Happy Christmas and welcome to our bookish review of 2021!
There's still time to order Christmas gifts and explore our collection of Books of the Year 2021. The last posting date for Christmas is 22nd December. Orders received after this date will be despatched on 3rd January 2022.
It’s the time again where we have a look back over the last year and choose some of our bookshop highlight titles.
This year we’ve narrowed it down to 15 that have done well in the shop and also got some cracking press to boot.
Here’s my introduction to them all. Some of them may well be familiar, and some come as pleasant surprises, but it’s getting on for Christmas, so if you’re in need of a gift for friends, family (or yourself) do remember that they are all also buy one get one half price!
The first quarter of the year was an interesting time for us as we, along with many other businesses across the country, were closed for lockdown. That didn’t stop the outpouring of new books though, and some of those published by CUP during that time proved to be bestsellers once we were up and running again in April.
Our picks from this quarter are Women’s International Thought: A New History, edited by Patricia Owens & Katharina Rietzler; A User's Guide to Melancholy, by Mary Ann Lund; Romanticism: 100 Poems, edited by Michael Ferber; and Fighting the First Wave: Why the Coronavirus Was Tackled So Differently Across the Globe, by Peter Baldwin.

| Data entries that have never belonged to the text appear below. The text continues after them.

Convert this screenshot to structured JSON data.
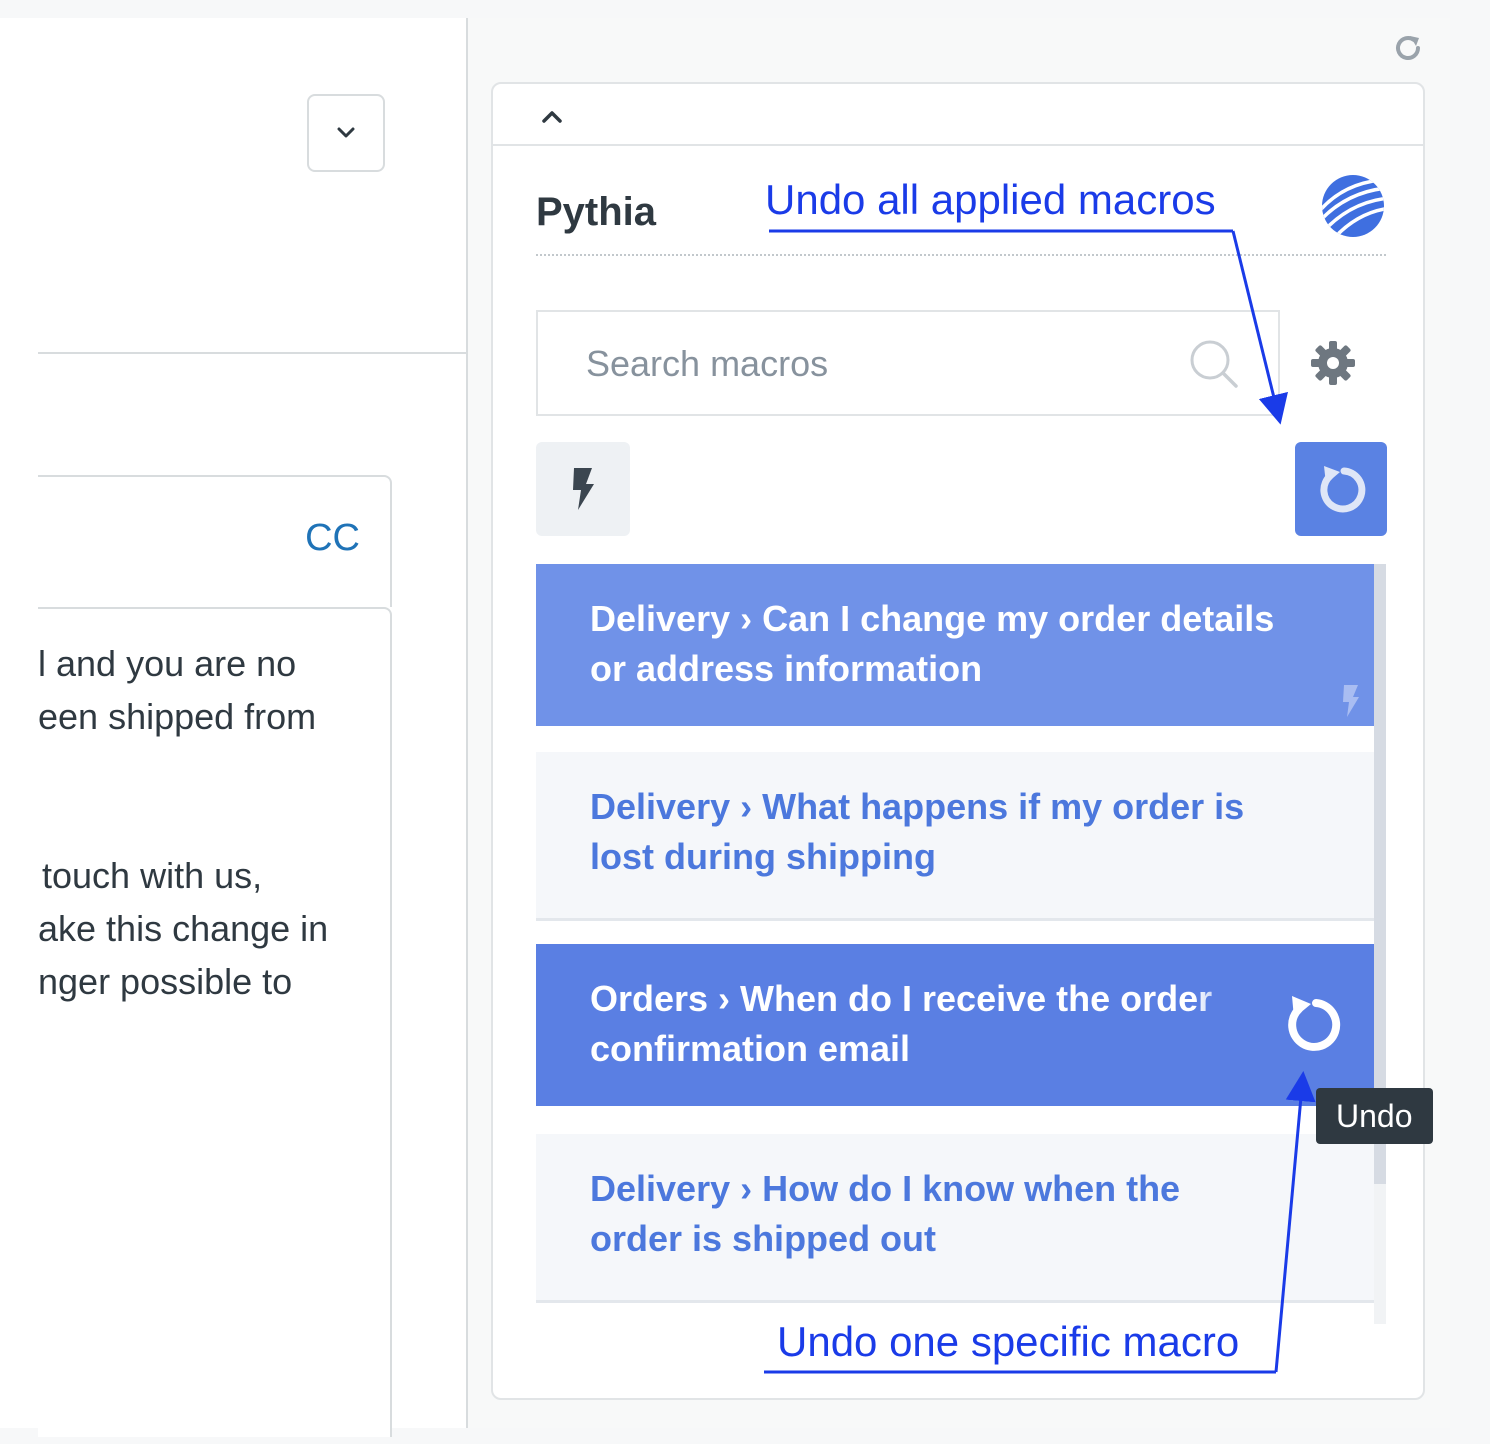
{
  "left": {
    "cc_label": "CC",
    "message_lines": [
      "l and you are no",
      "een shipped from",
      "",
      "",
      "touch with us,",
      "ake this change in",
      "nger possible to"
    ]
  },
  "panel": {
    "title": "Pythia",
    "search": {
      "placeholder": "Search macros",
      "value": ""
    },
    "macros": [
      {
        "label": "Delivery › Can I change my order details or address information",
        "state": "applied"
      },
      {
        "label": "Delivery › What happens if my order is lost during shipping",
        "state": "default"
      },
      {
        "label": "Orders › When do I receive the order confirmation email",
        "state": "hovered"
      },
      {
        "label": "Delivery › How do I know when the order is shipped out",
        "state": "default"
      }
    ],
    "tooltip": "Undo"
  },
  "annotations": {
    "undo_all": "Undo all applied macros",
    "undo_one": "Undo one specific macro"
  },
  "colors": {
    "accent": "#5a82e3",
    "annotation": "#1a3be8",
    "link": "#1f73b7"
  },
  "icons": [
    "refresh-icon",
    "chevron-down-icon",
    "chevron-up-icon",
    "logo-icon",
    "search-icon",
    "gear-icon",
    "bolt-icon",
    "undo-icon"
  ]
}
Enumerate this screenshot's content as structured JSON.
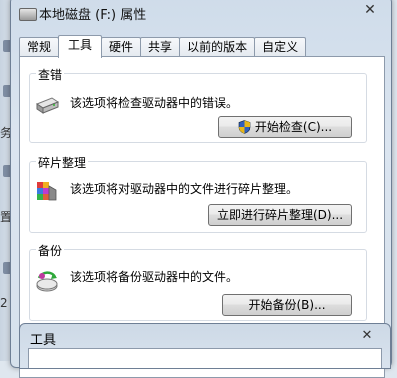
{
  "background": {
    "fragments": [
      "务",
      "置",
      "2"
    ]
  },
  "dialog": {
    "title": "本地磁盘 (F:) 属性",
    "close": "✕",
    "tabs": [
      {
        "label": "常规",
        "active": false
      },
      {
        "label": "工具",
        "active": true
      },
      {
        "label": "硬件",
        "active": false
      },
      {
        "label": "共享",
        "active": false
      },
      {
        "label": "以前的版本",
        "active": false
      },
      {
        "label": "自定义",
        "active": false
      }
    ],
    "groups": {
      "check": {
        "title": "查错",
        "description": "该选项将检查驱动器中的错误。",
        "button": "开始检查(C)..."
      },
      "defrag": {
        "title": "碎片整理",
        "description": "该选项将对驱动器中的文件进行碎片整理。",
        "button": "立即进行碎片整理(D)..."
      },
      "backup": {
        "title": "备份",
        "description": "该选项将备份驱动器中的文件。",
        "button": "开始备份(B)..."
      }
    }
  },
  "subwindow": {
    "title": "工具",
    "close": "✕"
  },
  "colors": {
    "accent": "#3b6ea5",
    "frame": "#cfdcea",
    "panel": "#ffffff"
  }
}
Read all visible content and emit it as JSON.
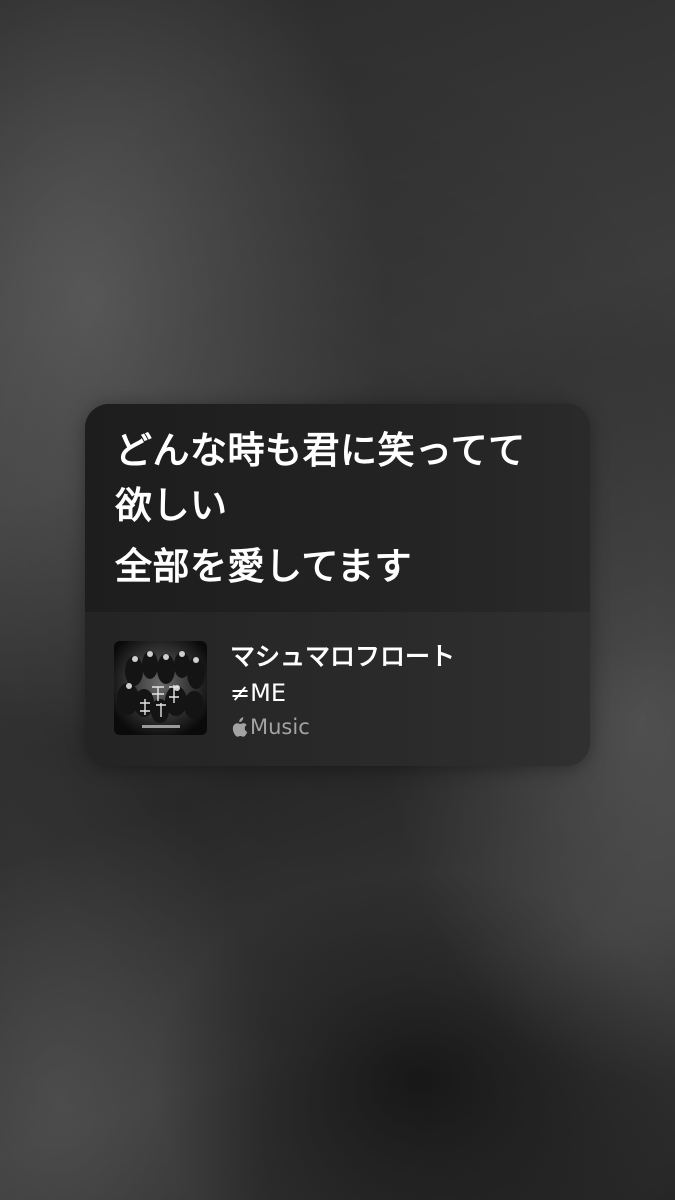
{
  "lyrics": {
    "lines": [
      "どんな時も君に笑ってて",
      "欲しい",
      "全部を愛してます"
    ]
  },
  "song": {
    "title": "マシュマロフロート",
    "artist": "≠ME",
    "service_label": "Music",
    "service_icon": "apple-logo-icon",
    "artwork_icon": "album-artwork-image"
  },
  "colors": {
    "card_background": "#242424",
    "primary_text": "#ffffff",
    "secondary_text": "#a3a3a3"
  }
}
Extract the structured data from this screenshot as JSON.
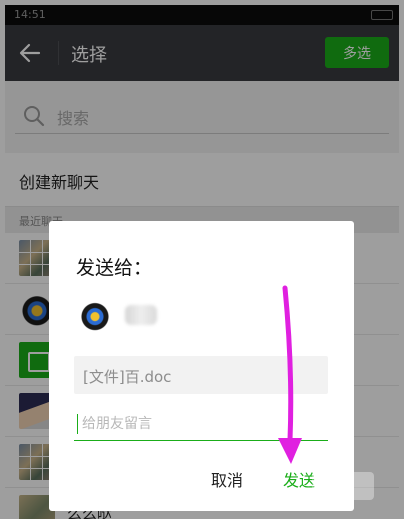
{
  "status_bar": {
    "time": "14:51"
  },
  "header": {
    "title": "选择",
    "multi_select_label": "多选"
  },
  "search": {
    "placeholder": "搜索"
  },
  "new_chat": {
    "label": "创建新聊天"
  },
  "recent_section": {
    "label": "最近聊天"
  },
  "list": {
    "visible_name_fragment": "么么哒"
  },
  "dialog": {
    "title": "发送给：",
    "file_label": "[文件]百.doc",
    "message_placeholder": "给朋友留言",
    "cancel_label": "取消",
    "send_label": "发送"
  },
  "colors": {
    "header_bg": "#393a3f",
    "accent_green": "#1aad19",
    "annotation_arrow": "#e020e0"
  }
}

There was wonderful online event with Mary-Ann Lund organised by CUP in which she spoke about Robert Burton, the place of the Anatomy of Melancholy in the world today, and what we can still learn from it 400 years later. You can still catch it up on YouTube here: https://youtu.be/XKTsqrsOlCw
April saw our eagerly anticipated reopening and the publication of The Impossible Office? The History of the British Prime Minister, by Anthony Seldon; Seven Deadly Economic Sins: Obstacles to Prosperity and Happiness Every Citizen Should Know, by James R. Otteson; and the immense Cambridge Greek Lexicon, from the Faculty of Classics, Editor-in-Chief James Diggle.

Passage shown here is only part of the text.